2.9. Statistical Analysis
Means and standard deviations for continuous data and frequencies and percentages for categorical data are presented to demonstrate patient characteristics. Univariate analyses, including 2-sample t-tests for continuous variables and univariate logistic regression analysis or chi-square tests for categorical variables, were conducted to study correlations between factors and dialysis modality. Factors with significant correlations in univariate analyses were then included in the multiple logistic regression models to reverify the significance without a model selection process. Statistical analysis was conducted using SPSS version 12.0 (SPSS Inc., Chicago, IL, USA) and a 2-sided test with P < 0.05 was set as the cut-off value for statistical significance.
3. Result
In all, 656 of the 2663 incident dialysis-dependent ESRD patients who received MPE met the inclusion criteria and were enrolled for analysis. Reasons for exclusion are shown in Figure 1. Of the 656 enrolled ESRD patients, followed up by 5 different nephrologists, 524 (80%) chose HD and 132 (20%) chose PD.
For the PD and HD patient groups, respectively, the average age was 58.6 and 66.3 years, 55.3% and 54.8% were males, and most patients were married (87.9% and 89.7%), retired, or unemployed (71.2% and 85.7%) and had a lower level of education (including no education and primary school) (72.0% and 89.0%). Most of the ESRD patients in the 2 groups were complicated with comorbid diseases (85.6% in the PD and 88.0% in the HD group). Results of univariate analysis showed that age (P < 0.001), employment status (P < 0.001), educational level (P = 0.005), ADL status (P = 0.011), and dialysis access preparation (P < 0.001) were significantly correlated with dialysis modality selection.
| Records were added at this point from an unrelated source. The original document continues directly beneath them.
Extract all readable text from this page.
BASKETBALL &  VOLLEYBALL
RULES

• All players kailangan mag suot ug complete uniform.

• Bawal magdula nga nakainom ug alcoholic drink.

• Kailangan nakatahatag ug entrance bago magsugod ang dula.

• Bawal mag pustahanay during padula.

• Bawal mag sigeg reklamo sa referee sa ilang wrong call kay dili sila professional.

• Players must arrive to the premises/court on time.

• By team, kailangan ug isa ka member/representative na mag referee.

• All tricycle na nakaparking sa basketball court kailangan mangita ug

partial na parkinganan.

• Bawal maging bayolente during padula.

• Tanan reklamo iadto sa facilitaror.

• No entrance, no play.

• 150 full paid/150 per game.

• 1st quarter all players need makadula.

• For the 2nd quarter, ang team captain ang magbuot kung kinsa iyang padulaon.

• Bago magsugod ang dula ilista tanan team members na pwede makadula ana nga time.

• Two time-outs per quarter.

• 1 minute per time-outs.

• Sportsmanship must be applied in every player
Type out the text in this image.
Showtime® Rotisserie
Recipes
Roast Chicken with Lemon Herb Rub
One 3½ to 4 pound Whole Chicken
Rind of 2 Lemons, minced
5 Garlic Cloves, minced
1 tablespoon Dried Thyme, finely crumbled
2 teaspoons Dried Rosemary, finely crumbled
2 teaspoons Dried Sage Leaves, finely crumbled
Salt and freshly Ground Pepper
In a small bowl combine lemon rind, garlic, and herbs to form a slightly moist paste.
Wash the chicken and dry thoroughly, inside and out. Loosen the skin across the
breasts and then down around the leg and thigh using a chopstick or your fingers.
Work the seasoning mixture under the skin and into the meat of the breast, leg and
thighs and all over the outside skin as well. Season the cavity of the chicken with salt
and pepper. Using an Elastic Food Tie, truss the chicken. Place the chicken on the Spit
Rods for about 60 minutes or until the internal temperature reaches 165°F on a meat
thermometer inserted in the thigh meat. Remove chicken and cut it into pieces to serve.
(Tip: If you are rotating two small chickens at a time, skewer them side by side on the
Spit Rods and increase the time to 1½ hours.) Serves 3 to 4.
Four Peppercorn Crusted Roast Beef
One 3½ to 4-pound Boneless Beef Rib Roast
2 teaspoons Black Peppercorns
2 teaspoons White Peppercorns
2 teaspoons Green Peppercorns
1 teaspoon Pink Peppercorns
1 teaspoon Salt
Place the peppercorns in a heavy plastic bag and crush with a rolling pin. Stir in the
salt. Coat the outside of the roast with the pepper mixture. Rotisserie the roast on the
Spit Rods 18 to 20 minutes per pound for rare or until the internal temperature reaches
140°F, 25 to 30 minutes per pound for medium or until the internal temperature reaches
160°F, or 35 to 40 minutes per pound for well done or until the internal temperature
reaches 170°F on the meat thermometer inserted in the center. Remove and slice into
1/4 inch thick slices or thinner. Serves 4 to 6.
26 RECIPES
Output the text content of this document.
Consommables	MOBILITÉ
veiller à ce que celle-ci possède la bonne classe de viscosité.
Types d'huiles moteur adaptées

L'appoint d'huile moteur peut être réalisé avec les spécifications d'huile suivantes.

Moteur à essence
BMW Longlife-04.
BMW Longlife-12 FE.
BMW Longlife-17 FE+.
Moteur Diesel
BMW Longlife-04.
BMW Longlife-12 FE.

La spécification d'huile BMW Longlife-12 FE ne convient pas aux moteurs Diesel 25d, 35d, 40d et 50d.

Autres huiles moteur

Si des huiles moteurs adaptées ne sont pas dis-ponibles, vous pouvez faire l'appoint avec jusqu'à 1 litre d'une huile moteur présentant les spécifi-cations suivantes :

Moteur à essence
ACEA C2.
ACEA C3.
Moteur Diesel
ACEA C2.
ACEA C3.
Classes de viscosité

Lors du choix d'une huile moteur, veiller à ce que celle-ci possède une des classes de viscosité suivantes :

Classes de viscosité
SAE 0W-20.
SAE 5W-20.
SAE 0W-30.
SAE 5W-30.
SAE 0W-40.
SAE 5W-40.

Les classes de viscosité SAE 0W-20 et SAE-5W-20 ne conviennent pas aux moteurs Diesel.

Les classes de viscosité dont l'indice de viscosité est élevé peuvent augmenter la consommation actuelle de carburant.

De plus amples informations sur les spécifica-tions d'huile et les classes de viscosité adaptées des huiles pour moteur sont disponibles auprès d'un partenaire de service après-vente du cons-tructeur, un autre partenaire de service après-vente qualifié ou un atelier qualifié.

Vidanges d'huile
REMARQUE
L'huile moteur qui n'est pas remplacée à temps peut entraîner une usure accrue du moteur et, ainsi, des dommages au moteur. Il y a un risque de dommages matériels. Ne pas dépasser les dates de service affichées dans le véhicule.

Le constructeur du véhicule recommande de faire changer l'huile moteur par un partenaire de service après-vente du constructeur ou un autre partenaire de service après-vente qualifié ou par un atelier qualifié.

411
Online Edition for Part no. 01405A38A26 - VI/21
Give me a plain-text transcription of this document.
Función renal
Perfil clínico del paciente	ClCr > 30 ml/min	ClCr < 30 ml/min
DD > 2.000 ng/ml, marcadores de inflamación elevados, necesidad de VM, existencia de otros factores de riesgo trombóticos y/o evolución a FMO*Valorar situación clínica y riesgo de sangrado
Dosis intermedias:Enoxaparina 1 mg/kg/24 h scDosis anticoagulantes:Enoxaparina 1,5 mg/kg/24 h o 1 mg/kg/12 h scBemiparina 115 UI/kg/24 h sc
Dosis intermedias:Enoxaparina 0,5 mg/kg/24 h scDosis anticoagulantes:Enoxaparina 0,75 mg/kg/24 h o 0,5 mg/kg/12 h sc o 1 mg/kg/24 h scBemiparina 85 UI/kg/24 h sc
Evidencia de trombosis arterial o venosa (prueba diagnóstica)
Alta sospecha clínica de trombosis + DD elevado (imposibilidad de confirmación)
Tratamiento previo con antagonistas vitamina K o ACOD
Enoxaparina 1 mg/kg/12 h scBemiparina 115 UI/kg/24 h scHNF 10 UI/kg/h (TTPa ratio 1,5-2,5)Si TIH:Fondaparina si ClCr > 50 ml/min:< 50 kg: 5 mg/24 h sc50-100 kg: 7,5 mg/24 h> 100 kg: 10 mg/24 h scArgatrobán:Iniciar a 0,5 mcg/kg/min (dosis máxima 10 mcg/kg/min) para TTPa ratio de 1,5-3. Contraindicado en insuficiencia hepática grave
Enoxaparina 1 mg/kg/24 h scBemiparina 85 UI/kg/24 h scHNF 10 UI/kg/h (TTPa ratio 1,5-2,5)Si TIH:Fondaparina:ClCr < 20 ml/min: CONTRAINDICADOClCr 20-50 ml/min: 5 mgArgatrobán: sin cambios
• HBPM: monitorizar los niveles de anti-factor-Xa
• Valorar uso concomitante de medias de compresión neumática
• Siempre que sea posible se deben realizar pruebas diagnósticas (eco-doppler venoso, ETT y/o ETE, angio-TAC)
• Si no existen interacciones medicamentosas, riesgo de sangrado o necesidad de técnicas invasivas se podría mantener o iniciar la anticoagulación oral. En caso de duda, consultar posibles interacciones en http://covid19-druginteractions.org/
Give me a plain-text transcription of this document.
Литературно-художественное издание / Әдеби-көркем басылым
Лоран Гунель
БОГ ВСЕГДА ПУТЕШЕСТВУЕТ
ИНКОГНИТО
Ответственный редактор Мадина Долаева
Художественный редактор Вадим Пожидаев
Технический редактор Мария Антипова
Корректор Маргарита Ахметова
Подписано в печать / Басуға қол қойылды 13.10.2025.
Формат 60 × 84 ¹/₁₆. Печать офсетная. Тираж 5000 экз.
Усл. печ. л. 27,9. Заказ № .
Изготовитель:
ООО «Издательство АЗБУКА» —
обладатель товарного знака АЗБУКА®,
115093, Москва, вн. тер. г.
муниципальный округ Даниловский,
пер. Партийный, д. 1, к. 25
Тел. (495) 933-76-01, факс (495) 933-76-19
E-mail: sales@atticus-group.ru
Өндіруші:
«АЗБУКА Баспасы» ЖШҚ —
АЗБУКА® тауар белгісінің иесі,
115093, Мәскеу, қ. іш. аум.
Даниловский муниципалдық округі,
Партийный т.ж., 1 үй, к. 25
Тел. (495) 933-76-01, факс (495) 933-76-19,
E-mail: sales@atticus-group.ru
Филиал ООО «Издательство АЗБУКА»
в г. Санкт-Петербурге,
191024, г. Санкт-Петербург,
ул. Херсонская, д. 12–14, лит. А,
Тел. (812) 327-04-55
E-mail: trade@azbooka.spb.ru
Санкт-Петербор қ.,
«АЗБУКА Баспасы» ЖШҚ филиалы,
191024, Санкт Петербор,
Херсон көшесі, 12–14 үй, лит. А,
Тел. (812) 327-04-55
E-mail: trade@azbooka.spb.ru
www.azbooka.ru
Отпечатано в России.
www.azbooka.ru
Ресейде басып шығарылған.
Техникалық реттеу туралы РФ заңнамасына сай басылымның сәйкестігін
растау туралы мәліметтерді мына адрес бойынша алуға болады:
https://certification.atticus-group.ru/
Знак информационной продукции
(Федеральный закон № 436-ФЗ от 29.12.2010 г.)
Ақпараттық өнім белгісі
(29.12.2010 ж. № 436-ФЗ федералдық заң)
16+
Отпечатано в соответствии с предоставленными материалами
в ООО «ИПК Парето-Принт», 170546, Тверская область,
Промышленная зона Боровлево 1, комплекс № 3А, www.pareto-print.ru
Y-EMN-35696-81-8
But physician bias (P = 0.256) and traveling time (P = 0.703) showed no significant differences (Table 1).
Table 1.
Patients number | Dialysis modality | P value | ||
---|---|---|---|---|
HD (n = 524) | PD (n = 132) | |||
Age at the first dialysis (year) | ||||
| ||||
Mean ± SD | 64.77 ± 12.63 | 66.32 ± 11.72 | 58.61 ± 14.18 | <0.001 |
<50 yr | 72 (11.0) | 42 (8.0) | 30 (22.7) | |
50–59 yr | 150 (22.9) | 109 (20.8) | 41 (31.1) | |
60–69 yr | 170 (25.9) | 139 (26.5) | 31 (23.5) | |
≥70 yr | 264 (40.2) | 234 (44.7) | 30 (22.8) | |
Gender (%) | 0.913 | |||
Male | 360 (54.9) | 287 (54.7) | 73 (55.3) | |
Female | 237 (45.2) | 237 (45.2) | 59 (44.7) | |
Employment (%) | <0.001 | |||
Retired or unemployed | 543 (82.8) | 449 (82.7) | 94 (17.3) | |
Yes | 113 (17.2) | 75 (14.3) | 38 (28.8) | |
Education (%) | <0.001 | |||
Noneducation | 238 (36.3) | 207 (39.5) | 31 (23.5) | |
Primary school & junior high school | 324 (49.4) | 260 (49.6) | 64 (48.5) | |
Senior high school & college | 94 (14.3) | 57 (10.9) | 37 (28.0) | |
ADL (%) | 0.011 | |||
Independent | 544 (82.9) | 423 (80.7) | 121 (91.7) | |
Partial dependent | 96 (14.6) | 87 (16.6) | 9 (6.8) | |
Dependent | 16 (2.4) | 14 (2.7) | 2 (1.5) | |
Marital status (%) | 0.546 | |||
Married | 586 (89.3) | 470 (89.7) | 116 (87.9) | |
Unmarried | 70 (10.7) | 54 (10.3) | 16 (12.1) | |
Body mass index (BMI, kg/m2) | 24.49 ± 3.82 | 24.56 ± 3.97 | 24.2 ± 3.20 | 0.342 |
BMI status (%) | 0.149 | |||
<24.00 | 225 (47.1) | 173 (45.4) | 52 (53.6) | |
≥24.00 | 253 (52.9) | 208 (54.6) | 45 (46.4) | |
Comorbidity disease (%) | 0.076 | |||
=0 | 82 (12.5) | 63 (12.0) | 19 (14.4) | |
=1 | 199 (30.3) | 150 (28.6) | 49 (37.1) | |
≥2 | 375 (57.2) | 311 (59.4) | 64 (48.5) | |
Traveling timea (%) | 0.703 | |||
<16 min | 253 (38.6) | 202 (38.5) | 51 (38.6) | |
16–30 min | 238 (36.3) | 189 (36.1) | 49 (37.1) | |
31–45 min | 117 (17.8) | 97 (18.5) | 20 (15.2) | |
>45 min | 48 (7.3) | 36 (6.9) | 12 (9.1) | |
Small group teaching session | 0.108 | |||
No | 620 (94.5) | 499 (80.5) | 121 (19.5) | |
Yes | 36 (5.5) | 25 (69.4) | 11 (30.6) | |
Dialysis access preparation | <0.001 | |||
Nonpreestablishment | 345 (52.6) | 249 (47.5) | 96 (72.7) | |
Preestablishment | 311 (47.4) | 275 (52.5)b | 36 (27.3)c |
aEstimated by Geographic Information System (GIS).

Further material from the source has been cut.